El jueves 26 de junio, las tropas ocuparon la Plaza Murillo en La Paz, donde se encuentra la sede del gobierno boliviano. El comandante Juan José Zúñiga, jefe del Ejército, invadió la plaza con un centenar de soldados y un grupo de vehículos blindados, derribando la puerta del Palacio Quemado, donde el presidente Luis Arce y sus ministros intentaron resistir bloqueando las entradas con muebles.
Aunque el intento de golpe de Zúñiga terminó pronto en derrota, significó que la amenaza de rebeliones militares ha vuelto a América Latina solo un año y medio después de que los seguidores de Jair Bolsonaro intentaran tomar el poder por la fuerza en Brasil. Esta situación no es nueva en Bolivia, el país que más golpes de Estado vivió desde 1945.

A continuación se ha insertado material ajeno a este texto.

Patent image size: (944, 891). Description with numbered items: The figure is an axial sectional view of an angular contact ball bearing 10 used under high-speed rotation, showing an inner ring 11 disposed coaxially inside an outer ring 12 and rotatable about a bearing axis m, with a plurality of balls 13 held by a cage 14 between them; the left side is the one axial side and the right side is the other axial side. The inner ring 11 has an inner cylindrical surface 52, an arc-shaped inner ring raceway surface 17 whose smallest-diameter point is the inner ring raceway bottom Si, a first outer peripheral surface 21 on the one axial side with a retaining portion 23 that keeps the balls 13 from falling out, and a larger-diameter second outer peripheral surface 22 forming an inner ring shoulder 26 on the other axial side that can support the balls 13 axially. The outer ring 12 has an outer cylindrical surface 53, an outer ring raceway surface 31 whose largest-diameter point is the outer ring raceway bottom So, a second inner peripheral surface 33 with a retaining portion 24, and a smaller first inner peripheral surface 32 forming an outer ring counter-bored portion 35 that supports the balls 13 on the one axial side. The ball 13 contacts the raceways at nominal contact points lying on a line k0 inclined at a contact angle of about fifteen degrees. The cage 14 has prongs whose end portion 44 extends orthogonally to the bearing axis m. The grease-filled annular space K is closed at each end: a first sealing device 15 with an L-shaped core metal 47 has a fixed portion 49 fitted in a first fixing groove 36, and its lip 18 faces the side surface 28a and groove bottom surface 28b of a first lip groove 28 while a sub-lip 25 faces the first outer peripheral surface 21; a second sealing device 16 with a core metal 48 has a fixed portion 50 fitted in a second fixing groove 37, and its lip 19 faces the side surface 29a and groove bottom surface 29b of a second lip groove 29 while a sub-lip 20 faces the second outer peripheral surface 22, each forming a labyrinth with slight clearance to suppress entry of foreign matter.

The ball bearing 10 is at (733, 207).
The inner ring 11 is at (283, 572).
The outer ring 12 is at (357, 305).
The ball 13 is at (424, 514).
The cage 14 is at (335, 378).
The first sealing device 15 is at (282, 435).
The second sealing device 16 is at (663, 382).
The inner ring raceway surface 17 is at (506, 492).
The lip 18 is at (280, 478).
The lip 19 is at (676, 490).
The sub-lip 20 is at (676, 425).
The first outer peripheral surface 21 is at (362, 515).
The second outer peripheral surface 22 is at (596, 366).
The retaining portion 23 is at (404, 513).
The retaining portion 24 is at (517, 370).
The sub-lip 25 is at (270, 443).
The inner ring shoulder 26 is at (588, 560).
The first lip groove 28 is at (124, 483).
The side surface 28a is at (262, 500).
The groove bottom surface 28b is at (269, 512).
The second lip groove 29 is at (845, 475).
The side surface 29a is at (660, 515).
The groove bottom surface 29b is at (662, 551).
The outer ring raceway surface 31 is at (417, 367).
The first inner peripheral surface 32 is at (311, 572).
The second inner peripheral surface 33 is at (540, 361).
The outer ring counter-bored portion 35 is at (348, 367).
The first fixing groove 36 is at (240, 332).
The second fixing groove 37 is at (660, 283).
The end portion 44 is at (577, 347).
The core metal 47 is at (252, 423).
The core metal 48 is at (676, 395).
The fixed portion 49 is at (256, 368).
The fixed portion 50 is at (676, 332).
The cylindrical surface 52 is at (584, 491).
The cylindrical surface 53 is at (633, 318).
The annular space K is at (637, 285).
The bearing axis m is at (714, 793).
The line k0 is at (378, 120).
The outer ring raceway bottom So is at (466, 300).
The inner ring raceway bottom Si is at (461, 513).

El último fue en 2019, cuando el presidente Evo Morales fue derrocado por una insurrección cívico militar y obligado a exiliarse tras trece años de relativa estabilidad política bajo los gobiernos del Movimiento al Socialismo (MAS). Es necesario remontarse a ese momento para entender qué pasó el 26 de junio y qué efectos puede tener para la izquierda boliviana, que se mantiene en el poder pero está agudamente dividida y es más frágil que en ningún otro momento desde que Morales llegó a la presidencia.
Un golpe confuso
Han circulado varias teorías sobre el intento de golpe, pero parece haber sido la respuesta individual del comandante Zúñiga a su destitución por Arce, una decisión tomada después de que el general amenazara al ex presidente Morales en televisión. Aunque Arce y Morales, antes aliados, están ahora abiertamente enfrentados, el actual presidente decidió destituir a Zúñiga de su cargo después de que éste declarara en televisión que detendría a Morales si intentaba presentarse de nuevo a las elecciones. Esto violó flagrantemente la prohibición de que los militares participen en política.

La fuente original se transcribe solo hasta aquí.